The main protagonist came across as really immature. The problem is, this quality seems to have seeped into the book and permeated it altogether.
I get the young artist's struggle for fire to put into his works. Then again, the guy was 11 years the senior of a 19-year-old gal, which gives us 30. This guy meets a girl who takes him home. The plot, where is it?
Q:
Everyone who’d come to the Soho gallery—the collectors, the art enthusiasts, even my mother and father—noticed the New York Times art critic entering the gallery. He approached my six pieces, Venice Beach Homeless Portraits, and sighed with tedium, letting his head drop slightly to one side, before stepping away to view the other artists’ work in the group show.

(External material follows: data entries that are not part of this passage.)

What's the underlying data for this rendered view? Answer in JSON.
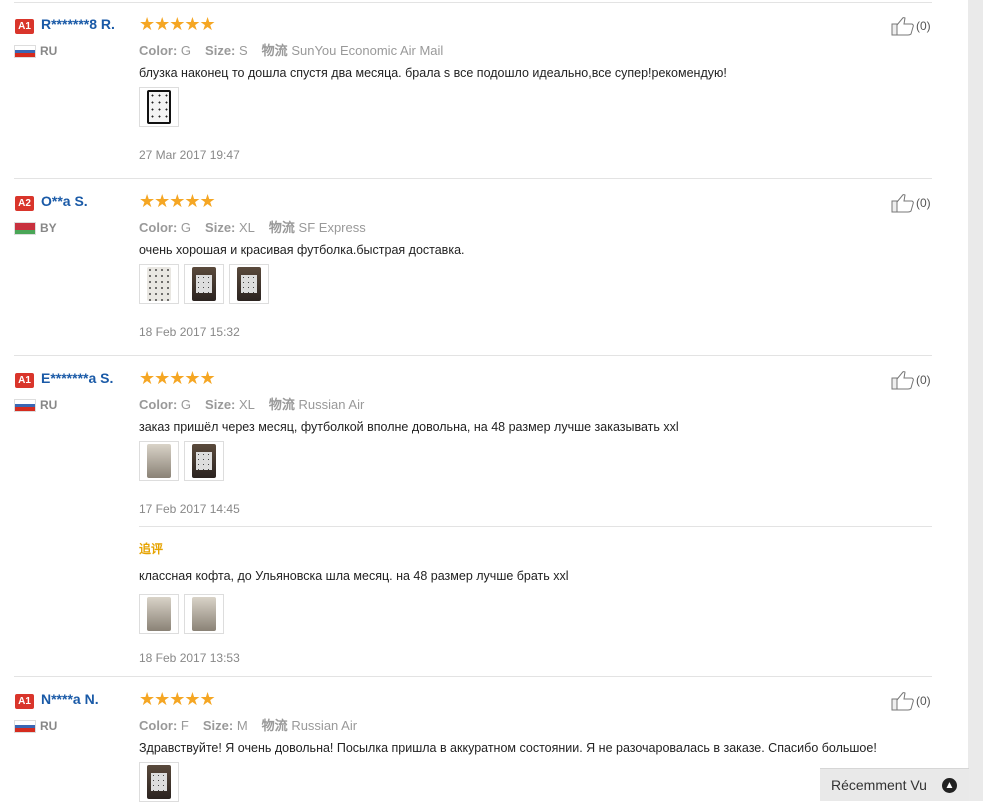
{
  "reviews": [
    {
      "badge": "A1",
      "user": "R*******8 R.",
      "country": "RU",
      "stars": "★★★★★",
      "color_label": "Color:",
      "color_value": "G",
      "size_label": "Size:",
      "size_value": "S",
      "shipping_label": "物流",
      "shipping_value": "SunYou Economic Air Mail",
      "text": "блузка наконец то дошла спустя два месяца. брала s все подошло идеально,все супер!рекомендую!",
      "date": "27 Mar 2017 19:47",
      "likes": "(0)"
    },
    {
      "badge": "A2",
      "user": "O**a S.",
      "country": "BY",
      "stars": "★★★★★",
      "color_label": "Color:",
      "color_value": "G",
      "size_label": "Size:",
      "size_value": "XL",
      "shipping_label": "物流",
      "shipping_value": "SF Express",
      "text": "очень хорошая и красивая футболка.быстрая доставка.",
      "date": "18 Feb 2017 15:32",
      "likes": "(0)"
    },
    {
      "badge": "A1",
      "user": "E*******a S.",
      "country": "RU",
      "stars": "★★★★★",
      "color_label": "Color:",
      "color_value": "G",
      "size_label": "Size:",
      "size_value": "XL",
      "shipping_label": "物流",
      "shipping_value": "Russian Air",
      "text": "заказ пришёл через месяц, футболкой вполне довольна, на 48 размер лучше заказывать xxl",
      "date": "17 Feb 2017 14:45",
      "likes": "(0)",
      "followup": {
        "label": "追评",
        "text": "классная кофта, до Ульяновска шла месяц. на 48 размер лучше брать xxl",
        "date": "18 Feb 2017 13:53"
      }
    },
    {
      "badge": "A1",
      "user": "N****a N.",
      "country": "RU",
      "stars": "★★★★★",
      "color_label": "Color:",
      "color_value": "F",
      "size_label": "Size:",
      "size_value": "M",
      "shipping_label": "物流",
      "shipping_value": "Russian Air",
      "text": "Здравствуйте! Я очень довольна! Посылка пришла в аккуратном состоянии. Я не разочаровалась в заказе. Спасибо большое!",
      "likes": "(0)"
    }
  ],
  "recently_viewed": {
    "label": "Récemment Vu",
    "icon": "chevron-up-icon"
  },
  "colors": {
    "badge": "#d9352b",
    "username": "#1a5aa7",
    "stars": "#f5a623",
    "followup_label": "#e6a300"
  }
}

The entire room was embarrassed for me and no one would look at me. (c) Gosh! Of course, people were gather to look at this guy's works, no less! Self-obsessed.
Q:
The sun, aglow behind one dark cloud, cast warm hues beyond the isolated shower overhead. As with each failed exhibition in the past, hope began to chirp and pipe. What I really needed was something wild and rampant, I tried to assure myself, something that would jump off the paper and grab the buyers by the throat.(c) Uh-huh, a throat-crushing painting. Real thriler!
Q:
You’re ridiculous, I admonished myself. There’s no one to blame, no one to take it out on but yourself. You’re peeing in alleyways and have only a few hundred euros to your name because of the choices you’ve made. Live with it. (c)
Q:
Time after time, I’d watched people stare into their phones instead of at the painting on a museum wall, instead of the tree-lined road, a cloudburst sky, that beggar singing opera on the banks of the Arno, or a tortured beauty alone in a café. (c)
Q:
The exquisite balance of circles and angles that made up her face, exaggerated enough to have crisp, delineated forms without going overboard, were punctuated by an unruly blaze behind her eyes, an ever-brewing storm. (c)
Q:
When I grabbed my skis and tilted them onto my shoulder, I gave them a kiss. (c) Ouch!!
Q:
“I was showing him a real part of me . . . in bed . . . but he rejected it. Didn’t want to see it.” (c)
Q:
“I remember fishing on a really choppy day, and I asked him why Grandma never came out. She hates boats and the smell of fish, he told me. He must’ve seen the startled look on my face, as he made his living fishing and always smelled of fish. But we enjoy each other’s sense of humor and I love her music and I think she likes my wild stories about the sea,” he explained. We give each other what the other is missing.” (c)
Q:
I was alone with a beautiful young woman in the French countryside. ... Was she a gold mine? Or a maze that ends in a cul-de-sac or at a cliff? I didn’t know, of course. The only way to find out was to stay on her carousel and see where it led.(c)We got ourselves a hilarious dilemma: a gal, is she a mine, a cliff, a cul-de-sac? All of them on a carousel!